Clean Up Your Inbox to Start 2021

December 24th, 2020 by

One of the nicest things you can do for yourself to start the New Year off right is to clean up your inbox.

I have been to dinner with friends who have thousands (and I mean thousands) of emails on their phones. How do they find anything? Just think of your inbox at work. Like yours, mine is seriously overloaded.

An overflowing inbox is one of the biggest sources of stress at work. This is a great time to leave this stress behind and start off the New Year with a fresh, uncluttered inbox.

This is not the time to simply select all of your emails and mark them as read. Thoroughly go through your messages keeping two things in mind – is it urgent and can it be deleted?

Reply right away to any urgent messages and remove yourself from email chains that you don’t need to be a part of. Unsubscribe from newsletters that just aren’t interesting to you (of course, not the Dataman Group newsletter –that’s chock full of great tips)

Remember – don’t leave your next big inbox clean up until the end of the next year. Schedule a time to clean up your inbox once per month, or at least once per quarter. “Inbox zero” is nearly impossible. But, having control of your inbox will certainly make you feel like you’re under control.

Your Goal is  Inbox Zero

Inbox Zero was developed by productivity expert Merlin Mann. According to Mann, the zero is not a reference to the number of messages in an inbox. It is “the amount of time an employee’s brain is in his inbox.” Mann’s point is that time and attention are finite. He says that when an inbox is confused with a “to do” list, productivity suffers.

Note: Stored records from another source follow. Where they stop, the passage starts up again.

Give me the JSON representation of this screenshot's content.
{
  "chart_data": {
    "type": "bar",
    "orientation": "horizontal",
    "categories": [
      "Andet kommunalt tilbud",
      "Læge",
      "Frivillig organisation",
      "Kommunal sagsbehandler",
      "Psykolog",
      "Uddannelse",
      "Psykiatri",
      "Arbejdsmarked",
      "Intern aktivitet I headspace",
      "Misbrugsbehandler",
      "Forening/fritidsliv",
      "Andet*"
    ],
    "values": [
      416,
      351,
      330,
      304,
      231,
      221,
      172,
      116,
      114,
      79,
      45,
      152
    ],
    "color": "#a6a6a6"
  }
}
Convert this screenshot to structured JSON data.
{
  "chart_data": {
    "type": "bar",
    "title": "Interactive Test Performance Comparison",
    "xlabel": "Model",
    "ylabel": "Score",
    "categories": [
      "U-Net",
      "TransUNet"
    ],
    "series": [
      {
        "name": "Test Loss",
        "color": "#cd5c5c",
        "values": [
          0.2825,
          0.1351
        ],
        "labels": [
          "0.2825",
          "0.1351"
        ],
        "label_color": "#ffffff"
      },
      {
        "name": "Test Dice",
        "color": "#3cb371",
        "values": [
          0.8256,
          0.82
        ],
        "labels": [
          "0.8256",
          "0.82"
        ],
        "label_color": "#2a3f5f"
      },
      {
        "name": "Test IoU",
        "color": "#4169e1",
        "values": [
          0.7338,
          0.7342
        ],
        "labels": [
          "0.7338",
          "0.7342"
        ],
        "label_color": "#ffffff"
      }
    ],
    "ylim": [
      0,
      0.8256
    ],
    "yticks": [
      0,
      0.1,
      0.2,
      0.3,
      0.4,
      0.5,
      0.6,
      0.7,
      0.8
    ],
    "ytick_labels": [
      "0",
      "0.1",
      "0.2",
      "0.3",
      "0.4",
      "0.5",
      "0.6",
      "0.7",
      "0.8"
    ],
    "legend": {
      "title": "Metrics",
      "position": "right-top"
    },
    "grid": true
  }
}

Mann identifies five possible actions to take for each message: deletedelegateresponddefer and do.

Here are some of Mann’s tips for effective email management:

  • Don’t leave the email client open.
  • You should process email periodically throughout the day. Perhaps at the top of each hour.
  • First delete or archive as many new messages as possible.
  • Then, you can forward what can be best answered by someone else.
  • Immediately respond to any new messages that can be answered in two minutes or less.
  • Move new messages that require more than two minutes to answer — and messages that can be answered later — to a separate “requires response” folder.
  • Set aside time each day to respond to email in the “requires response” folder You can also chip away at mail in this folder throughout the day.